Sample picture
 
Asi, ani verilmiş , detaylı düşünülmemiş bir kararla, Asya’yıda alarak yanına, Suriye’ye gitmek üzere yola çıkıyor... tek amacı o an için oralardan uzaklaşmak... paniğini yatıştırmak... zaman kazanmak. Zaman kazanmak mı?.. Ne için?... Demir kızının babası... önünde sonunda görüşmelerini kabul edecek... kaçmak neyi çözecek?.. Söylemek... kolay!.. Peki ya yaşamak?.. Asi olup Demir’i mi kaybettim mi... yalnızlığımda, ekini toprakta çocuğumu içimde yeşerttim mi... bekledim mi... özledim mi... beş yıl aradan sonra gelen aşkıma yürek çarpıntılarıyla karşılık verdim mi... kendimi ve kızımı tehtit altında hissettim... ürperdim mi?... Nasıl yargılarım?... Anlamaya çalışırım...

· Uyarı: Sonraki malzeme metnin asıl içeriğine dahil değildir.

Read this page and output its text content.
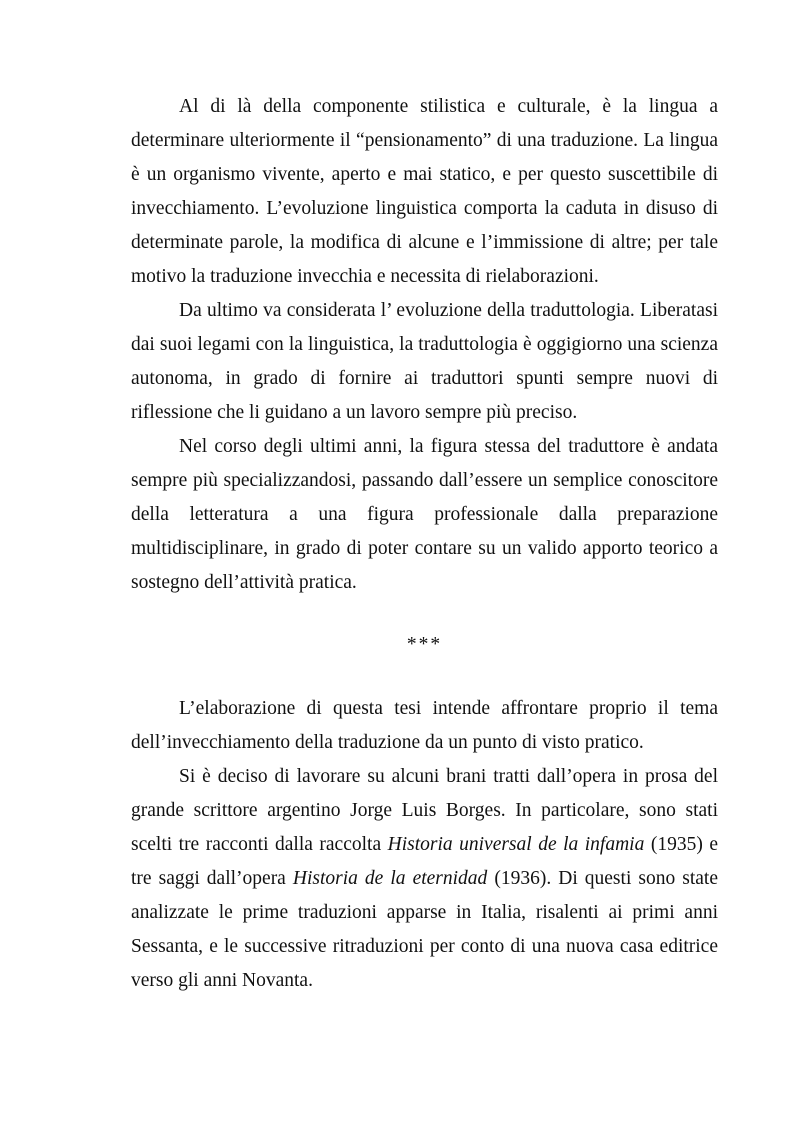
Al di là della componente stilistica e culturale, è la lingua a determinare ulteriormente il “pensionamento” di una traduzione. La lingua è un organismo vivente, aperto e mai statico, e per questo suscettibile di invecchiamento. L’evoluzione linguistica comporta la caduta in disuso di determinate parole, la modifica di alcune e l’immissione di altre; per tale motivo la traduzione invecchia e necessita di rielaborazioni.

Da ultimo va considerata l’ evoluzione della traduttologia. Liberatasi dai suoi legami con la linguistica, la traduttologia è oggigiorno una scienza autonoma, in grado di fornire ai traduttori spunti sempre nuovi di riflessione che li guidano a un lavoro sempre più preciso.

Nel corso degli ultimi anni, la figura stessa del traduttore è andata sempre più specializzandosi, passando dall’essere un semplice conoscitore della letteratura a una figura professionale dalla preparazione multidisciplinare, in grado di poter contare su un valido apporto teorico a sostegno dell’attività pratica.

***

L’elaborazione di questa tesi intende affrontare proprio il tema dell’invecchiamento della traduzione da un punto di visto pratico.

Si è deciso di lavorare su alcuni brani tratti dall’opera in prosa del grande scrittore argentino Jorge Luis Borges. In particolare, sono stati scelti tre racconti dalla raccolta Historia universal de la infamia (1935) e tre saggi dall’opera Historia de la eternidad (1936). Di questi sono state analizzate le prime traduzioni apparse in Italia, risalenti ai primi anni Sessanta, e le successive ritraduzioni per conto di una nuova casa editrice verso gli anni Novanta.
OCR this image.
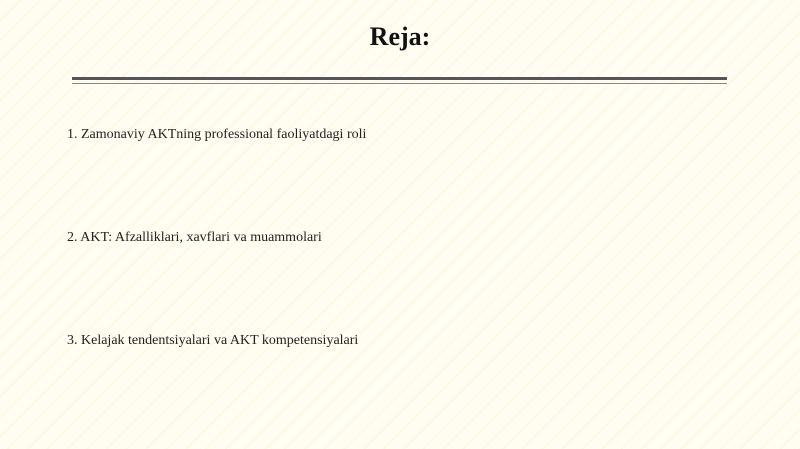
Reja:
1. Zamonaviy AKTning professional faoliyatdagi roli
2. AKT: Afzalliklari, xavflari va muammolari
3. Kelajak tendentsiyalari va AKT kompetensiyalari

Kafasında kuruntular... Demir duramıyor evde... Asya için aldığı oyuncaklar elinde... uyumadan görmek zorunda kızını... konuşmak zorunda Asi ile... Kozcuoğlu çiftliğine gidiyor.. Ökkeş Efendi den alıyor kötü haberleri daha çiftliğin girişinde.. Asi ile kızı ortada yoklar... Demir endişeli, çıkıyor arabasından... Eve giremiyor ama uzaklaşamıyor da oradan... ne yapacağını düşünürken, işten dönen Ziya ile karşılaşıyor... soruyor “Asi nerde, Ziya? “ Ziya’nın bir şeyden haberi yok, nerden bilsin! Demir’e önce biraz sakinleşmesini telkin ediyor... Ziya’nın vereceği akla ihtiyacı yok Demir’in... onu mu dinleyecek... İzzahat istiyor, Demir. Önce bir anlamaya çalışsa. Demir’in de Ziya’nında sesleri yükselmeye başlıyor... bu kadar kör olmasaydı Demir, keşke... keşke doğduğu andan beri çocuğunun yanında olsaydı... keşke karısını hamileyken terketmeseydi... Ama bilmiyordu... bilmiyordu işte... bir allahın kulu gelip Demir’e bunu söylemedi!.. Demir’in sığındığı limanlarda fırtınalar patlak veriyor bu akşam... iç dünyasının güvenli boşluğundaki kaçışının sonunda... öfkesine yenik düşüp kimseyi dinlemediği için , baba olacağını öğrenemediği ortaya çıkıyor Demir’in... hatırlıyor Ziyanın kapısına gelişini ve “Asi ile ilgili bir şey duymak istemiyorum” diyerek kendisinin çekip gittiğini... o öfke yüzünden, telafisi imkansız bir süreci başlattığını görüyor... yaşananları başka bir ağızdan duymak, kendi gerçeğinden başka gerçeklerde olduğunu görmek.... nasıl çaresiz bırakıyor Demir’i... solukları ateş püskürüyor damarlarına... alev alev o anda Demir baştan ayağa... Ziya’nın sözlerini önceleri kavramakta güçlük çektiğini düşünüyorum... duyduklarına inanamadığını... inanmak istemediğini... suçüstü yakalıyor öfkesini Demir ama hala ustalıklı özgüveni buluyor çareyi... ”yakama yapışıp söyleyecektin o zaman... durduracaktın ... beni düşünmesen bile bebeği düşünecektin”... suç başkalarında... bir yolunu bulsa kendi göğsünü dövecek aslında... her bir yumruğu senelere iniyor, yüreğine iniyor Demir’in... ama yakasına yapıştığı yıllar itiveriyorlar onu beş yıl sonraya... dünya Demir’in etrafında dönmüyor... başkaları da var... gecenin ayazı gözlerinde artık Demir’in... babasız bir çocuk büyüttü Asi... Demir Asi’yi düşünmek zorunda... ama o kadar kör, o kadar kendinle meşgul ki, onu korkuttuğunun farkında bile değil...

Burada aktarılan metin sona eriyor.